Yachts International

Lives Taken Too Young

There can be no adventure without an expectatio­n of adversity.

- By DuDLey Dawson

It is natural for young people to believe they will live forever. Sadly, the truth eventually proves otherwise, whether it comes in the form of accident, illness or just old age.

Perry Cohen and Austin Stephanos, teenage friends enjoying an outing in the family boat, disappeare­d after leaving Jupiter, Florida, on a July day this past summer. They never returned. Two days after a relative reported them missing, the U.S. Coast Guard found their overturned boat 67 miles offshore. A weeklong search netted no sign of them, and they were presumed lost.

The story received nationwide attention, but it was personal for me. I didn’t know Perry and Austin, but my niece attended school with one of them, the same school attended by my own three kids when we lived in Jupiter in the 1980s.

Our family, including two sons and a daughter, lived on the waterfront just west of the inlet, under the morning shadow of the iconic red lighthouse that was probably the boys’ last view of land. Like those boys, our three kids loved nothing better than spending time on the water.

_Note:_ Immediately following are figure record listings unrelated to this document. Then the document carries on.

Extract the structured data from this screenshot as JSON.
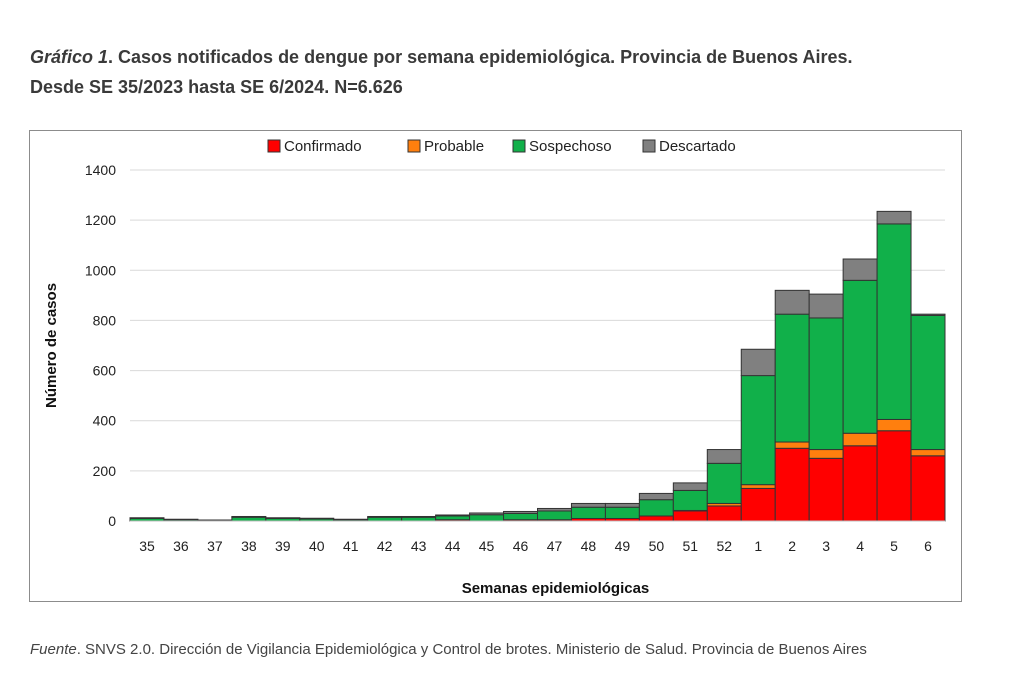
{
  "title": {
    "label": "Gráfico 1",
    "line1": ". Casos notificados de dengue por semana epidemiológica. Provincia de Buenos Aires.",
    "line2": "Desde SE 35/2023 hasta SE 6/2024. N=6.626"
  },
  "source": {
    "label": "Fuente",
    "text": ". SNVS 2.0. Dirección de Vigilancia Epidemiológica y Control de brotes. Ministerio de Salud. Provincia de Buenos Aires"
  },
  "chart_data": {
    "type": "bar",
    "stacked": true,
    "title": "",
    "xlabel": "Semanas epidemiológicas",
    "ylabel": "Número de casos",
    "ylim": [
      0,
      1400
    ],
    "yticks": [
      0,
      200,
      400,
      600,
      800,
      1000,
      1200,
      1400
    ],
    "grid": true,
    "legend_position": "top",
    "categories": [
      "35",
      "36",
      "37",
      "38",
      "39",
      "40",
      "41",
      "42",
      "43",
      "44",
      "45",
      "46",
      "47",
      "48",
      "49",
      "50",
      "51",
      "52",
      "1",
      "2",
      "3",
      "4",
      "5",
      "6"
    ],
    "series": [
      {
        "name": "Confirmado",
        "color": "#ff0000",
        "values": [
          0,
          0,
          0,
          0,
          0,
          0,
          0,
          0,
          0,
          5,
          0,
          5,
          5,
          10,
          10,
          20,
          40,
          60,
          130,
          290,
          250,
          300,
          360,
          260
        ]
      },
      {
        "name": "Probable",
        "color": "#ff7f0e",
        "values": [
          0,
          0,
          0,
          0,
          0,
          0,
          0,
          0,
          0,
          0,
          0,
          0,
          0,
          0,
          0,
          0,
          2,
          10,
          15,
          25,
          35,
          50,
          45,
          25
        ]
      },
      {
        "name": "Sospechoso",
        "color": "#11b04a",
        "values": [
          10,
          5,
          3,
          15,
          10,
          8,
          5,
          15,
          15,
          15,
          25,
          25,
          35,
          45,
          45,
          65,
          80,
          160,
          435,
          510,
          525,
          610,
          780,
          535
        ]
      },
      {
        "name": "Descartado",
        "color": "#808080",
        "values": [
          3,
          2,
          1,
          3,
          3,
          3,
          2,
          3,
          3,
          4,
          7,
          8,
          10,
          15,
          15,
          25,
          30,
          55,
          105,
          95,
          95,
          85,
          50,
          5
        ]
      }
    ]
  }
}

Their boat was a 19-foot center console. We had a larger family boat, but our teens wanted the added freedom that comes only with a boat of your own. They started with a Sears rowboat and eventually saved enough to upgrade to a larger skiff. The three siblings spent weeks lovingly restoring it to Bristol condition, and they received a new outboard as their reward from us for a job well done. They built equity and pride for themselves, and in the process learned every inch of their new boat, including a reasonable understand­ing of her capabiliti­es and limitation­s.

Their time on the water was so all-consuming that my wife, with a nod to Mark Twain, referred to them as Tom, Huck and Becky. They spent all summer and every weekend together in that boat, leaving at daybreak and getting home just ahead of the ravenous no-see-ums. The intervenin­g hours were spent exploring the murky Intracoast­al Waterway, the sparkling waters of Hobe Sound and the meandering reaches and shallow bars of the Loxahatche­e River.

They gained knowledge, self-confdence and maturity that served them well in the journey to parenting families of their own. It is likely that Perry and Austin, with similar joy and enthusiasm, had explored the same waters and taken the same tentative steps toward adulthood, when they took one step too far and fate intervened.

We thank God every day that it turned out well for our family, but we understood from the beginning that there were no guarantees. There can be no adventure without an expectatio­n of adversity, but we believed that having given our children roots, it was time for them to try their wings. We set geographic­al limits to protect them, including a restrictio­n on travel out the inlet to the ocean. We hoped that our kids would honor our trust by observing those limits, but to this day, we really have no way of knowing whether they actually did, or if they were just lucky.

Perry and Austin’s parents, like my wife and me, and all who raise kids to love the sea, did what they thought was right and best for their children. No one—not me, not you, not the armchair experts nor the talking heads—has any right to question their decisions. Doing so serves no purpose and only compounds a tragedy that is already unfathomab­le.

I grieve deeply for Perry and Austin and their families, but I continue to believe that a life enjoyed to the fullest is worth the inherent risks. In spite of a parent’s best efforts, tragedy can come at any time, more often than not a result of simply being in the wrong place at the wrong time.